Don’t let the cloudy skies deceive you: Seattle is full of things to do—outside, on the water, in the air, and inside. A stone’s throw from Mt. Ranier and with direct water access, seafood- and boat-lovers can fish, tour, or just sit nearby and enjoy the views. Iconic spots like the Space Needle and Pike Place Market remain central attractions for good reason, and the city’s got its own arts scene, well-captured by the Museum of Pop Culture and performance venues like Kremwork. You certainly won’t be bored while you’re here; you’re more likely to struggle to fit it all in. Let our curated list of the what to do in Seattle be your guide.
Museum of Pop Culture
The collections here focus on the most impactful moments in popular culture, including science fiction, rock music, and many others across the pop culture spectrum, with innovative exhibits and interactive installations bringing it all to life.
Let’s Go Sailing
Those looking for a classy way to cruise the Puget Sound will find it on Let’s Go Sailing’s racing yachts. The sleek vessels coast through Seattle’s waters, offering glimpses of sea life, Mount Rainier, and the coastline. Excursions are customizable, for private charters or group trips.
Starbucks Reserve Roastery
This massive, gleaming roastery is the Starbucks Mecca. Translation: Be prepared to be awed and overwhelmed. It’s not just an oversized Starbucks—there is a coffee-centric cocktail bar serving espresso martinis, multiple food counters, and of course, a roasting area with tours available, all served in a theatric environment.
Seattle Art Museum
The Seattle Art Museum’s sleek and contemporary digs are as artful as the works that inhabit it. As an institution of Seattle’s art scene, it’s a must-see for any visiting art lover. The multi-level space is expertly curated, with a permanent collection, rotating exhibits, a library, and restaurant.
Pacific Science Center
Designed by Minoru Yamasaki for the 1962 World’s Fair, this science museum boasts 300 interactive exhibits, two IMAX theaters, and the coveted Laser Dome.

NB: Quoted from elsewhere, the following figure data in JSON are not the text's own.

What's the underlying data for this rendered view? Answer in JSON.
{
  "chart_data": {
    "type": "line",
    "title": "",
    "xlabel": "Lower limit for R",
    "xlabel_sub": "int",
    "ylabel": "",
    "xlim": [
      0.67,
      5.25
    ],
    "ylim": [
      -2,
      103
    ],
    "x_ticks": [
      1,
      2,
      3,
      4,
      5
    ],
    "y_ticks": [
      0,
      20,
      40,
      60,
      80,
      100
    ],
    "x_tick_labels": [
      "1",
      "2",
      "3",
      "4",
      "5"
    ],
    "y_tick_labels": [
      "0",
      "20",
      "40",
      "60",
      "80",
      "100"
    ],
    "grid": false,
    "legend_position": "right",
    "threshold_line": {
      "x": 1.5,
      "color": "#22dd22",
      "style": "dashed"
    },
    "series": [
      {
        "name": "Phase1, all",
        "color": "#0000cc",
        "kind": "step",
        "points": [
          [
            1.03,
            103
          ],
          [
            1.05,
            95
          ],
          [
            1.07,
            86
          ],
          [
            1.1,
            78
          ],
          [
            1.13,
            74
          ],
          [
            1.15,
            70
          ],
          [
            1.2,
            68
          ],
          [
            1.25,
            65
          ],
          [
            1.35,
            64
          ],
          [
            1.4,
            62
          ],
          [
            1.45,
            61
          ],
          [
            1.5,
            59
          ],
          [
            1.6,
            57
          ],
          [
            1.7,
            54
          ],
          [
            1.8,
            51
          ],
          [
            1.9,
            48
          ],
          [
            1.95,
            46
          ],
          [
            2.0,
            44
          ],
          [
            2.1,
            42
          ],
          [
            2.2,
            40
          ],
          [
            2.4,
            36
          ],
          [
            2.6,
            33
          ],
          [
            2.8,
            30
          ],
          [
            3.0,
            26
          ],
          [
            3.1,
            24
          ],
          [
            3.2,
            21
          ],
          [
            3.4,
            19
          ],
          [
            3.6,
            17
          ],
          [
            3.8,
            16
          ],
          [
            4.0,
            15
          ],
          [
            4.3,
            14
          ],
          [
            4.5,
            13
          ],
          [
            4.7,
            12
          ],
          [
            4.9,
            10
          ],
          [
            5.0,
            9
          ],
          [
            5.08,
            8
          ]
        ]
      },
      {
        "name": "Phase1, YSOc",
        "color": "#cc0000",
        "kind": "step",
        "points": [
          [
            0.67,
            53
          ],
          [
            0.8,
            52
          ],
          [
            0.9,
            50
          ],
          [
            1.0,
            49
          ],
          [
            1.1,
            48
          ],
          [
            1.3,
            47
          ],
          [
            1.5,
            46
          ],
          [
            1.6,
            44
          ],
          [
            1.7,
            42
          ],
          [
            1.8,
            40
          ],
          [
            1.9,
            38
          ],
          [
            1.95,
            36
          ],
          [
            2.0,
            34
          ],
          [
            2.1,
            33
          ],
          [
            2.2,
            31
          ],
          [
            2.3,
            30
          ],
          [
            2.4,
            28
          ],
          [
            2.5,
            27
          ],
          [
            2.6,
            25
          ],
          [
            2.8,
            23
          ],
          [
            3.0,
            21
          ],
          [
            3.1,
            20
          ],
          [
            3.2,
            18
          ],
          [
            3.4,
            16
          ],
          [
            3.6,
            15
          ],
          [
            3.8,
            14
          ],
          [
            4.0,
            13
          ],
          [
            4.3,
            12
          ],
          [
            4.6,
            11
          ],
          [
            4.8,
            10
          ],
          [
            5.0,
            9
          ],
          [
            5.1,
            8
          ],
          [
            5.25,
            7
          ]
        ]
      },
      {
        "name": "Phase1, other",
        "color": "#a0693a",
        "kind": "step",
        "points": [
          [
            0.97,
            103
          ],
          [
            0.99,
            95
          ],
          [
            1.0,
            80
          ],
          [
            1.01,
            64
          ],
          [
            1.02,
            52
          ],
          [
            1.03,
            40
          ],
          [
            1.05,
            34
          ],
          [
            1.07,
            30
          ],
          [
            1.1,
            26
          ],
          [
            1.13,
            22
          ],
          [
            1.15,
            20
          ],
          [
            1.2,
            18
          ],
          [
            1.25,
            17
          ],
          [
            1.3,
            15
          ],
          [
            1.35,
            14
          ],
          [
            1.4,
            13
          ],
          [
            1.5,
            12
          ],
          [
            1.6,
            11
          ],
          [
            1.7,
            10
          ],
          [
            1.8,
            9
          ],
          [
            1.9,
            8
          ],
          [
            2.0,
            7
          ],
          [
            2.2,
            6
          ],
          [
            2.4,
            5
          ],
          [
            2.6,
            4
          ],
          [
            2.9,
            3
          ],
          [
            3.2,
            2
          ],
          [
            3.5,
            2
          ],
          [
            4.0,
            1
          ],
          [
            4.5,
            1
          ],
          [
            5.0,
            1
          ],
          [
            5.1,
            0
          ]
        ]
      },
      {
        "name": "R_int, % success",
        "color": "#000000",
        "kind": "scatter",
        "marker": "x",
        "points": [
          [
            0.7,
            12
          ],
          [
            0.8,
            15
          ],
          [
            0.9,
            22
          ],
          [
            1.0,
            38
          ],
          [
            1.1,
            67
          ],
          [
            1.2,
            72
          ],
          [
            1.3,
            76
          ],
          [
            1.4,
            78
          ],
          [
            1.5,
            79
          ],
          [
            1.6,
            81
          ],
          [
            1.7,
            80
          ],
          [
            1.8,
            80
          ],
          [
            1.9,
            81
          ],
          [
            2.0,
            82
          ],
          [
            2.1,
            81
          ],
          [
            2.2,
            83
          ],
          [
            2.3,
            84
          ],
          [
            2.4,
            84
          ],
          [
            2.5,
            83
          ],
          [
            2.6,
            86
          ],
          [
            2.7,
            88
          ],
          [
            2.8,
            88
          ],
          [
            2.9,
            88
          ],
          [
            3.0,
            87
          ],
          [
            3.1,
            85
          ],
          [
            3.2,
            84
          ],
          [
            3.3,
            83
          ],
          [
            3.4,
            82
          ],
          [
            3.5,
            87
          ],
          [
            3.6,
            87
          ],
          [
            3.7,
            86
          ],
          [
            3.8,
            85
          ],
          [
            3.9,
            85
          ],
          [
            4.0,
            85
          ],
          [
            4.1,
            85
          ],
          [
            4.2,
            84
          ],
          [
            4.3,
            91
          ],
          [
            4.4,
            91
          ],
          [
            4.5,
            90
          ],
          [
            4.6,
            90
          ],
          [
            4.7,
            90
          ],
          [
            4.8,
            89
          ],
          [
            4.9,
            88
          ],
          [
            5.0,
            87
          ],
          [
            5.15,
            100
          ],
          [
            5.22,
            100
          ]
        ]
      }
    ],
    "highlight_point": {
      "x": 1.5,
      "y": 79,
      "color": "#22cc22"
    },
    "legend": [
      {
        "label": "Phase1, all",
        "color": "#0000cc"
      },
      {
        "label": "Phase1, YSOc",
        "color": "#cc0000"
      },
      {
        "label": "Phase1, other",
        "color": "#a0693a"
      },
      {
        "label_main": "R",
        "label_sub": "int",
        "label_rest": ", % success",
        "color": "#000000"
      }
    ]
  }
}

Science geeks, inventors, and creative kids (and adults) lose track of time nerding out on all the exhibits.
Ethnic Seattle Food Tour
Exploring Seattle’s ethnic neighborhoods can be overwhelming without a guide to help navigate the unfamiliar signs and specialty foods at hole-in-the-wall restaurants with foreign menus. Ethnic Seattle helps guide patrons through Little Saigon and Japantown on manageable 2.5-hour tours.
Pike Place Market
Pike Place Market is one of Seattle’s most iconic destinations. This century-old public market houses dozens of stalls and shops for farmers, restaurants, purveyors, and artisans, all overlooking the Elliott Bay waterfront.
Wing Luke Museum of the Asian Pacific American Experience
This 60,000-square-foot facility pays tribute to the confluence of Asian and Pacific American history. Set in an industrial-chic brick building, three floors house contemporary galleries with temporary and permanent exhibits, in addition to historic spaces accessible through guided tours.
Situated on Pier 59, appropriately right on the Elliott Bay, the Seattle Aquarium has become a landmark for the city and a fun way for people to see the diverse underwater world of the Pacific Northwest.
Launching from the Shilshole Bay Marina, Ballard Kayak & Paddleboard hosts people looking to get a closer view of Seattle’s waterways without venturing too far from shore. Manageable group sizes make it a pleasant experience as you paddle your way through Seattle’s coves, locks, and sounds.
Seattle Cycling Tours
From basic Seattle cycling tours to neighborhood-focused outings like “Amazonia” to Bainbridge Island half-day journeys, Seattle Cycling Tours has nearly every inch of bike-able asphalt covered. Group sizes tend to hover around a dozen, and the local guide will dish plenty of narrative about the city along the way.
This classic Seattle music venue draws people for its casual setting, national acts, and devoted music community. A stage and dance floor are the centerpiece, and black-and-white rock-and-roll photos proudly decorate the walls, while a bar on the back dishes out pizza.
This sprawling, lush park spans 300 acres of forested land and is home to an array of native wildlife like eagles. A 2.4-mile bike path makes covering a lot of ground with little time a cinch. After exploring the old growth forest, carve out time to walk the shoreline and check out the art studio.
The Space Needle is undoubtedly one of Seattle’s most iconic landmarks. Built for the 1962 World’s Fair, it’s a futuristic observation tower and the most prominent building in Seattle skyline. Visitors can reach the top of the Space Needle by elevator for unparalleled views of the Seattle area. It’s undergoing a major $100 million renovation that will be unveiled in summer 2018.
This eccentric performance venue and nightclub hosts some of Seattle’s wildest nights in its industrial blue-shaded basement—DJ nights, drag shows, and an epic dance floor ensures it. Seattle’s underground music and arts culture gravitates to this LGBTQ-friendly venue.